Something snapped in the air. Or maybe it was in him, “Mog, please, that’s not—”
“I trusted you, Jupiter, and you repaid my trust by lying to me. That doesn’t come without consequences.”
He couldn’t tell if his face was burning from shame or from the hearth growing over a metre in height in the last half minute. “Mog,” he tried. He didn’t say anything else. Didn’t even try to.
“Your implicit permission to have a say in anything I do is hereby revoked.”
The chair shifted, throwing him onto the floor before he even registered it happening. He rolled, struggling to get to his feet as it herded him, pushing from the room with its tentacles, the door swinging open without anything touching it. He might have been the proprietor of the Hotel Deucalion, but Room 85 was absolutely taking Mog’s side here. This was a losing fight.
“Mog, that’s enough—”
“Until further notice, it’s none of your business where I go or who I see.”
“MOG!” His fingers struggled to find purchase against the door frame.
“MORRIGAN.” She snapped, bitingly clear as blinding snow. “My name is Morrigan. My mother named me Morrigan Odelle Crow, not Mog.

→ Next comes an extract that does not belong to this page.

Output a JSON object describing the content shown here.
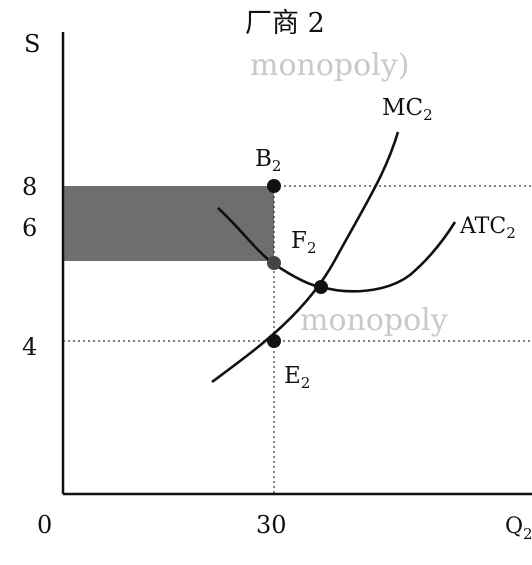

You ought to honour that wish, don’t you think?”
He clenched his jaw enough to almost crack a tooth as the silence almost poisoned the air between them, choking him out until he couldn’t bear it anymore. “Morrigan, I would never knowingly hurt you. You must realise that? Anything I’ve kept from you has been because—”
“Because you had to?” Frustration burned on her face again. He closed his eyes briefly. The octopus tried to push him again but he clung on. “You had no choice but to LIE TO ME about my OWN FAMILY being in Nevermoor, is that right?”

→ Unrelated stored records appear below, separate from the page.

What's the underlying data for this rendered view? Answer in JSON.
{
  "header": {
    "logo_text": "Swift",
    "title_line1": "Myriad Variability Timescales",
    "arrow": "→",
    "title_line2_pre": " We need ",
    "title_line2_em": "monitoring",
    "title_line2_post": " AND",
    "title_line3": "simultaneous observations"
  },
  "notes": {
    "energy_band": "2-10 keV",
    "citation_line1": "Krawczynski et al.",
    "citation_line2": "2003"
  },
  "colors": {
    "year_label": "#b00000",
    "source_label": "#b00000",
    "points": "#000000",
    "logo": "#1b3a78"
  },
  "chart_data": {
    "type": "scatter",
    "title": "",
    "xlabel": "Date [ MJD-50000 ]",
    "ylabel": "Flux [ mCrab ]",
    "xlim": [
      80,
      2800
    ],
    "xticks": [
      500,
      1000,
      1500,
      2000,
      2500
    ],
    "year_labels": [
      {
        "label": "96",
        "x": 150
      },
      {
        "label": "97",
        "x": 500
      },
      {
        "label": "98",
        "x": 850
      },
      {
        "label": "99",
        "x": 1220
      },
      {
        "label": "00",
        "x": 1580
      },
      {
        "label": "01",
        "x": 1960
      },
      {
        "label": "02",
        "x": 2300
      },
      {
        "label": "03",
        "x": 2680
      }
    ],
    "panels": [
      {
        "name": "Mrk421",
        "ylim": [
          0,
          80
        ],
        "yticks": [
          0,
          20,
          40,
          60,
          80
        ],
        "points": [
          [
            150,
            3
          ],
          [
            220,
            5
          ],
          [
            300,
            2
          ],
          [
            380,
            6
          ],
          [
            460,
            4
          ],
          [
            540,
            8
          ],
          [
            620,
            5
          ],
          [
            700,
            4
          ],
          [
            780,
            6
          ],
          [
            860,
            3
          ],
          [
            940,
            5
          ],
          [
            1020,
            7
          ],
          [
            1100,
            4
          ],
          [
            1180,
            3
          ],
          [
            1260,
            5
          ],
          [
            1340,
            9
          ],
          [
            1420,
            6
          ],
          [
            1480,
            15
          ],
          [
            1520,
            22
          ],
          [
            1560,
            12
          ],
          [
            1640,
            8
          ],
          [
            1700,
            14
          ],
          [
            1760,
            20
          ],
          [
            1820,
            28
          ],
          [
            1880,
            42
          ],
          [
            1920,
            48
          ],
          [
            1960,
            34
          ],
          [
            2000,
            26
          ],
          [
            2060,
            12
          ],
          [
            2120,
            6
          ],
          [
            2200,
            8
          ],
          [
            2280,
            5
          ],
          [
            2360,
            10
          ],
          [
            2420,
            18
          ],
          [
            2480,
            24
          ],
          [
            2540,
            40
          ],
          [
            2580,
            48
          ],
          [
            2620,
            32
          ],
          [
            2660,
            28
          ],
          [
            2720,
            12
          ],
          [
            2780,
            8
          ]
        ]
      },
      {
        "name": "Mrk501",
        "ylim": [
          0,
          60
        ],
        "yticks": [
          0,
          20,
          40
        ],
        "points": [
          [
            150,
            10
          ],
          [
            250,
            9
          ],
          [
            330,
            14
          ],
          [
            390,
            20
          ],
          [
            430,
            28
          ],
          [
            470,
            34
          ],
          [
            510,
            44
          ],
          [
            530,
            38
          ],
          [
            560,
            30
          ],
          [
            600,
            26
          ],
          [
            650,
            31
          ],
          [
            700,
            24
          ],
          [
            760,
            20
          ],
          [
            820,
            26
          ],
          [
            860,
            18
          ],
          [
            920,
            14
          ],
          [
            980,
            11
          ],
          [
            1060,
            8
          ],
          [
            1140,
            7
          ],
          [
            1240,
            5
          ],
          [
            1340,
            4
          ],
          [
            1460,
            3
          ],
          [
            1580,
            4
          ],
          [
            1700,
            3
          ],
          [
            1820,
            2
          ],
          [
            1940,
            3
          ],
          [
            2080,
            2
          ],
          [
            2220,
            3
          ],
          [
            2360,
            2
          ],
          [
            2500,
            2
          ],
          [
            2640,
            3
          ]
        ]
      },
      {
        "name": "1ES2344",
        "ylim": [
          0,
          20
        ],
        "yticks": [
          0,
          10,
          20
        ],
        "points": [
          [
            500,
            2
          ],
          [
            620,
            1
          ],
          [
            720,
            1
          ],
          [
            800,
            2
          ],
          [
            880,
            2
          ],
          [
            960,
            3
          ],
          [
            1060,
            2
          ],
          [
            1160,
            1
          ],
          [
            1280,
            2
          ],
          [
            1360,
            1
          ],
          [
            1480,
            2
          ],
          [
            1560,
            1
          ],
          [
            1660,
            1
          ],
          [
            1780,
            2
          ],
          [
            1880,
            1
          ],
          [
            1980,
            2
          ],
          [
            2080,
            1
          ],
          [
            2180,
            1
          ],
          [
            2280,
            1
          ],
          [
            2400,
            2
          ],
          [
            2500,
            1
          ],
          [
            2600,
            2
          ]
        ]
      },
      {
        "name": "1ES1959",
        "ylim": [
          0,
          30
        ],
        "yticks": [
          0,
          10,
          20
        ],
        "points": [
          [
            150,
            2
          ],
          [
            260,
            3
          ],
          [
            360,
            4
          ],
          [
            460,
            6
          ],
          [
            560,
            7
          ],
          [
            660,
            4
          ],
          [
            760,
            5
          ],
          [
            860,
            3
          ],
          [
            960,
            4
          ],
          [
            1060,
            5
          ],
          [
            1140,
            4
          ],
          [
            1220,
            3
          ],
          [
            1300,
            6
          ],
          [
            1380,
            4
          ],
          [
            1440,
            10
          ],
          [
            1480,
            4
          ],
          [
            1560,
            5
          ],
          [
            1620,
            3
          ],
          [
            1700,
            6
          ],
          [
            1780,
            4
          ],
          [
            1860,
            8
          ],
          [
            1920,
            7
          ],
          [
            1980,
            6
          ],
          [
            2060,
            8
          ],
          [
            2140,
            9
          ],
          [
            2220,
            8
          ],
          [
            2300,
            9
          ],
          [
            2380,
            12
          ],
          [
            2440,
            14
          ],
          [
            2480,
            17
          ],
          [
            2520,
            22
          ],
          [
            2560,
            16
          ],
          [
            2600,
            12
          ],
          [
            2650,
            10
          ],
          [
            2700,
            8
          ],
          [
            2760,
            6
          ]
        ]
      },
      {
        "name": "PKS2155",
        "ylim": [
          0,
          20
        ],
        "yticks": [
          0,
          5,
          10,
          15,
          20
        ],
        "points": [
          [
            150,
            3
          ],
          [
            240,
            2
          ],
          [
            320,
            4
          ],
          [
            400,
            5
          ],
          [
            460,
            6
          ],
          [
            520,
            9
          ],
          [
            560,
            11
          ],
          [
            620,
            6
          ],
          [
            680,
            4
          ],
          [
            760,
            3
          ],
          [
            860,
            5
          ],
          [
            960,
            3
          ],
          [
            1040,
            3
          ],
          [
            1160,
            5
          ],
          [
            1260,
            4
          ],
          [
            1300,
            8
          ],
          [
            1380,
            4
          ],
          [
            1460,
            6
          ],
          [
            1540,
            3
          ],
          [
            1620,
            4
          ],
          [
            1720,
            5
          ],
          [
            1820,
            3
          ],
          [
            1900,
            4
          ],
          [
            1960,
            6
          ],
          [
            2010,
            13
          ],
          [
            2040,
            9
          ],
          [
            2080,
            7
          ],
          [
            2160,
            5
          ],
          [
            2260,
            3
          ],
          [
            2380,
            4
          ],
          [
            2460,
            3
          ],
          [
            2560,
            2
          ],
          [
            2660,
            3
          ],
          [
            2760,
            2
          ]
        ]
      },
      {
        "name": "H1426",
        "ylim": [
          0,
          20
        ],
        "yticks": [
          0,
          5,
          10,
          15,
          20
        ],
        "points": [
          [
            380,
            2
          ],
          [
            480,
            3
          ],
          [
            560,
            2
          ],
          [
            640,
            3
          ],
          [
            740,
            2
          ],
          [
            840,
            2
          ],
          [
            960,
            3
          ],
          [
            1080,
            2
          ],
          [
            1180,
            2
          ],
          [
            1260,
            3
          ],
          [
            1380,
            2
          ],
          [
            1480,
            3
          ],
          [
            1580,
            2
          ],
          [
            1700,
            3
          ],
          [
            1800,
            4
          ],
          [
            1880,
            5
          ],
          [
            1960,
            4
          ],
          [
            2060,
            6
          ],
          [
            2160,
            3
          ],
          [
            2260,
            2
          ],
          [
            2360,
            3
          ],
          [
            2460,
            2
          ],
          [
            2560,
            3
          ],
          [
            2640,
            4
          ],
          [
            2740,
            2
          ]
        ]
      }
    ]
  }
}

A name almost passed through his lips but he kept them locked. Not a Darling name. Another family member of Morrigan’s kept from her. Someone he’d helped obscure from her.

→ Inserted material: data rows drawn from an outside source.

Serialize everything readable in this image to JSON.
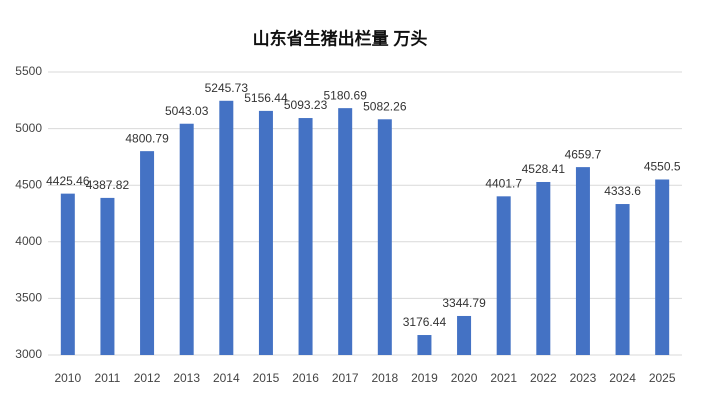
{
  "chart_data": {
    "type": "bar",
    "title": "山东省生猪出栏量 万头",
    "categories": [
      "2010",
      "2011",
      "2012",
      "2013",
      "2014",
      "2015",
      "2016",
      "2017",
      "2018",
      "2019",
      "2020",
      "2021",
      "2022",
      "2023",
      "2024",
      "2025"
    ],
    "values": [
      4425.46,
      4387.82,
      4800.79,
      5043.03,
      5245.73,
      5156.44,
      5093.23,
      5180.69,
      5082.26,
      3176.44,
      3344.79,
      4401.7,
      4528.41,
      4659.7,
      4333.6,
      4550.5
    ],
    "color": "#4472c4",
    "ylim": [
      3000,
      5500
    ],
    "yticks": [
      3000,
      3500,
      4000,
      4500,
      5000,
      5500
    ],
    "grid": true
  }
}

The octopus finally managed to grasp around his chest before he could think to say anything else, manage to capture some sentence that would solve everything. It threw him as easily as a ball by a child, his body collapsing onto the floor in a way he would probably feel come tomorrow when he could feel anything other than the series of very complicated and intertwined emotions about this.
The door has already slammed shut and locked itself. He still tried it, “Morrigan. Open the d—” He flinched as the sound of a second barrier made itself known between them. All sound from inside the room: the roaring fire, Morrigan’s slightly laboured breathing, her feet against the floor, that damn chair disappeared.
He looked up to the ceiling, never quite clear on what the best way to address a hotel was, “Open the door, please?”
Nothing. Absolutely nothing. One of the lights dimmed, flickering out. Then another. And another, and another. All down the corridor, one by one they went out, out, out, out outoutoutoutout, reaching him quickly enough. Leaving him in the dark.
“I’m not going,” he tried again, but it was even stiffer than it had been before. The handle wouldn’t even move. “I need to talk to her.”
A cold breeze blew through. Not like a winter’s day in Nevermoor. But like a snowstorm on top of Mount Ridiculous, when he had nearly lost two toes to frostbite. It bit right through him. His bones trembled against it but he held up, clutching the door handle.
“Please.” He tried again. Some noise slid back up. The door gave and he burst through.
“Mog— Morrigan, we can talk—” He halted, mouth hanging open in the bedroom, anger and sadness and betrayal still steaming up from every surface. His eyes clocked on several things immediately. Unlit and already cooled hearth, despite it blazing five minutes ago, no oilskin brolly, no Emmet. No Morrigan.
His eyes caught the station door. The only other way out of the room. Most likely. And it didn’t take a genius to figure out where she had gone. It didn’t even take an absolute idiot.
He turned on his heel, slamming the door shut again. He needed to talk to Birdie now.